The value of this book, in my eyes, is as a corrective of the great men, great country interpretation of US history that I was fed in middle school and high school. Every society, after all, is made up of a small minority of winners and a mass of losers. What Zinn does is that, by strongly suggesting that the US is no different than elsewhere, he deflates the notion that this is a special land.

The culture that might be considered an anomoly to what he sees in the US was the pre-Columbus Native American culture, which held most everything in common and was ignorant of monetary culture. So in a sense, Zinn weeps for a lost, ireetrievable past.

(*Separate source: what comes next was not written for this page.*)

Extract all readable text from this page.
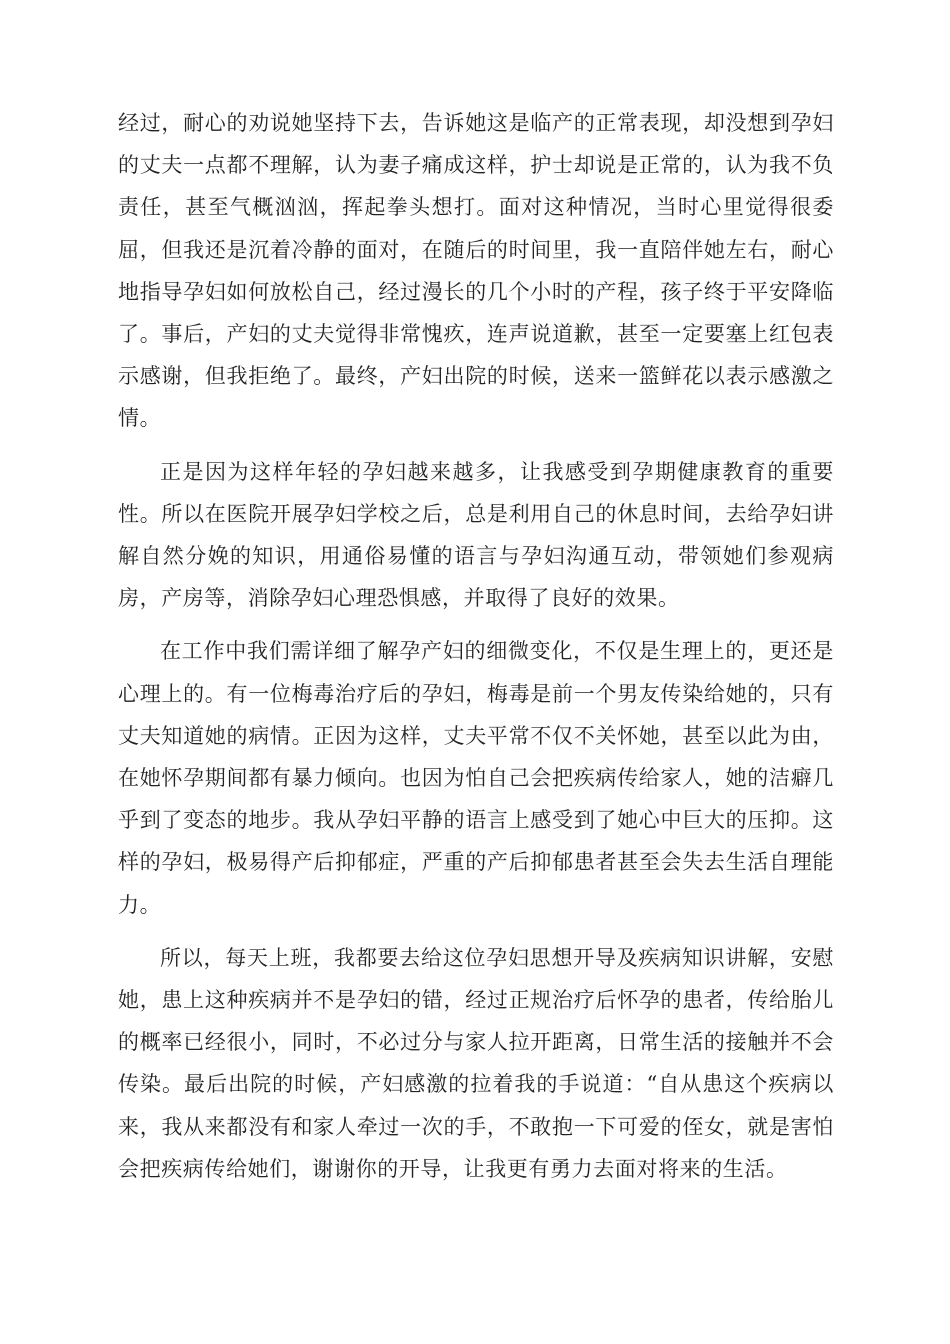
经过，耐心的劝说她坚持下去，告诉她这是临产的正常表现，却没想到孕妇的丈夫一点都不理解，认为妻子痛成这样，护士却说是正常的，认为我不负责任，甚至气概汹汹，挥起拳头想打。面对这种情况，当时心里觉得很委屈，但我还是沉着冷静的面对，在随后的时间里，我一直陪伴她左右，耐心地指导孕妇如何放松自己，经过漫长的几个小时的产程，孩子终于平安降临了。事后，产妇的丈夫觉得非常愧疚，连声说道歉，甚至一定要塞上红包表示感谢，但我拒绝了。最终，产妇出院的时候，送来一篮鲜花以表示感激之情。

正是因为这样年轻的孕妇越来越多，让我感受到孕期健康教育的重要性。所以在医院开展孕妇学校之后，总是利用自己的休息时间，去给孕妇讲解自然分娩的知识，用通俗易懂的语言与孕妇沟通互动，带领她们参观病房，产房等，消除孕妇心理恐惧感，并取得了良好的效果。

在工作中我们需详细了解孕产妇的细微变化，不仅是生理上的，更还是心理上的。有一位梅毒治疗后的孕妇，梅毒是前一个男友传染给她的，只有丈夫知道她的病情。正因为这样，丈夫平常不仅不关怀她，甚至以此为由，在她怀孕期间都有暴力倾向。也因为怕自己会把疾病传给家人，她的洁癖几乎到了变态的地步。我从孕妇平静的语言上感受到了她心中巨大的压抑。这样的孕妇，极易得产后抑郁症，严重的产后抑郁患者甚至会失去生活自理能力。

所以，每天上班，我都要去给这位孕妇思想开导及疾病知识讲解，安慰她，患上这种疾病并不是孕妇的错，经过正规治疗后怀孕的患者，传给胎儿的概率已经很小，同时，不必过分与家人拉开距离，日常生活的接触并不会传染。最后出院的时候，产妇感激的拉着我的手说道：“自从患这个疾病以来，我从来都没有和家人牵过一次的手，不敢抱一下可爱的侄女，就是害怕会把疾病传给她们，谢谢你的开导，让我更有勇力去面对将来的生活。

This a book that every educated person should know about and enjoy reading--for Zinn is a fine writer. It needs to be part of the discussion of US history.

Sunday, September 5, 2010

The End of the Novel

There was a time, once, when a novelist’s examination of, and rumination over, the mind of her subject made some sense, but no longer. Tolstoy devoted hundreds of pages to the slow, painful, psychological demise of Anna Karenina, for example, as did Dostoevsky toward Raskolnikov. I am now thinking of Theodor Dreiser’s account of the slow descent ofHurstwood in Sister Carrie.
The point is not that the writer’s trade has diminished or that style has gone awry; it is a crisis of a poverty of subject. That is to say, a media-addled, morally indifferent subject simply isn’t worthy of anyone’s time—on the writing or reading end of things. There is simply no depth to the recent personality—why would there be? Gameboy and immediate gratification? The novel is the improper form for such an audience. The novelist should meet them on their own terms—the 140-character (as it currently stands) snippet of comment. The nuanced commentary is decaying fruit.
I was once a research librarian at a major university. In 1999, I found myself aghast at the indifference of graduate students to the possibilities that lay within the stacks. Whenever I fielded a question from a graduate student and pointed them to the dark, mystery-ridden floors of stacks of books that loomed behind me, “Nah,” they would reply, “Way back there? Anything on the web?” With that, we would make our way, the grad student waddling some distance behind me, toward the bank of computers that lined the walls of the coffee shop/library. I can only imagine what the students are like today.
People seeking the quick out, the immediate solution, are not worth study. Why would anyone write about them?